Described as an innovative entrepreneur and creative thinker with extensive experience in developing business opportunities and commercial products from raw technology, Lou Camilli came of age as a utility man – for real. Throughout the early 1970s he played several infield positions for the Cleveland Indians, memorably slapping his debut Major League hit into centerfield past the great Cy Young award-winning Vida Blue of the Oakland Athletics.
During Camilli’s tenure with the Tribe, unfortunately, the team never rose above fifth place. Yet his four-year career in the Big Show did prompt a classic quip: “They ought to change our name to the Cleveland Light Company,” he observed at the time. “We don’t have anything but utility men.”
Leaving life on the diamond behind and armed with a mathematics degree from Texas A&M University, Camilli scored in the aftermarket by inventing the Pulstar spark plug and establishing Enerpulse Inc. He recently answered a series of questions posed by Aftermarket Business World:
Q: How did you invent your n-PAC technology? How did you get the idea, and how long did it take to perfect the concept?

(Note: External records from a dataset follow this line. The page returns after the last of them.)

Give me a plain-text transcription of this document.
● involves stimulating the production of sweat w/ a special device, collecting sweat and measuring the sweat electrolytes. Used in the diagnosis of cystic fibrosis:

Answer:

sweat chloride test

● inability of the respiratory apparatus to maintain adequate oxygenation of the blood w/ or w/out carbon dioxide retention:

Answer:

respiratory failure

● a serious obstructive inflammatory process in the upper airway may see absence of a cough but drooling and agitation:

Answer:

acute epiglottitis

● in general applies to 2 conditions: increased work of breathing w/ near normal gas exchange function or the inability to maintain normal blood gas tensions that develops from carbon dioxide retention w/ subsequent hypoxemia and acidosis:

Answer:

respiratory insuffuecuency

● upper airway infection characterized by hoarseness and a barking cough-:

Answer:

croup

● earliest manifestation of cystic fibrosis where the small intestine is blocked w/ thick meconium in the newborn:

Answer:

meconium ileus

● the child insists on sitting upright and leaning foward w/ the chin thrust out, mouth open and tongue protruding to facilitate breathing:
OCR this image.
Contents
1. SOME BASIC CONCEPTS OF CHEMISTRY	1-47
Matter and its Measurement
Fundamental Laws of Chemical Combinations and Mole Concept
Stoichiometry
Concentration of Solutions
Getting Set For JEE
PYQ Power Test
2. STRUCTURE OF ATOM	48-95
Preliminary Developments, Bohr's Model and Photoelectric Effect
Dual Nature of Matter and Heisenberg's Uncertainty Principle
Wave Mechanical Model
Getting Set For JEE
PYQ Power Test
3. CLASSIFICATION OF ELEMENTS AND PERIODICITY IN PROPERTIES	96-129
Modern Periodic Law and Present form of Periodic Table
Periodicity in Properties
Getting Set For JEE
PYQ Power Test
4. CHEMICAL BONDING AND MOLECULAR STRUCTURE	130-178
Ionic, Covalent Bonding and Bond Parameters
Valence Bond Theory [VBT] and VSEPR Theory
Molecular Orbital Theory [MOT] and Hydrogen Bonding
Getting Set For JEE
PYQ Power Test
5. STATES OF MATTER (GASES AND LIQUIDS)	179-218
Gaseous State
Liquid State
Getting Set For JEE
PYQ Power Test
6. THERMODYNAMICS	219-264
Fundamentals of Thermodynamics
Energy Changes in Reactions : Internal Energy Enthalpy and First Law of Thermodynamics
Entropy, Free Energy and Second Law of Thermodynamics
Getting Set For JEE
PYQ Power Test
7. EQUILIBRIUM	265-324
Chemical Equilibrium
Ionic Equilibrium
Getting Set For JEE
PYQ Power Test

A: Enerpulse has worked independently and in cooperation with the Sandia National Laboratories to apply pulsed power in an internal combustion engine ignition to improve performance. Enerpulse’s Nano-Plasma Assisted Combustion (n-PAC) technology finds its roots in the science of pulsed power. Our patented internal capacitor stores and compresses energy during the ignition cycle. This energy is then discharged in a high power pulse just prior to the spark event; conditioning the fuel charge with energy-rich plasma. This conditioned fuel mixture is highly excited, ensuring instant ignition and an accelerated burn.
The idea of putting a capacitor into the high voltage circuit of an ignition system to deliver a high power spark is not new. Early patents from the 1920s attest to this. But none of these patents ever developed into a commercial product.
For me, it’s been a 25-year overnight success!
In the late 1980s I was looking for commercial opportunities with technologies being developed at Sandia National Laboratories. It was here that I was introduced to the Ultra High-Power Electromagnetics Department (Pulse Power Group) and became an immediate fan.
With the help of Sandia’s Pulse Power Group I was able to design and patent a product that would survive in the underhood environment of a vehicle. Sandia became my first customer, purchasing my capacitor for use in their experimental nuclear fusion reactor known as the Z-Machine in 1992.
I continued to refine the technology and our original product became commercially available in 2001, under the name DirectHits, which was an add-on to conventional spark plugs. By 2006 I was able to incorporate the capacitor circuit into the body of a conventional spark plug, giving birth to today’s Pulstar spark plugs.
Since 2006 we have focused our efforts on increasing durability and performance. During that time we have succeeded in increasing the size of Pulstar’s plasma field by engineering higher capacitance, which delivers a higher nano-pulse discharge. In 2014, we launched the Pulstar with PlasmaCore spark plug. This version has both the increased capacitance with intelligent energy management and is much more durable over any of our previous design generations.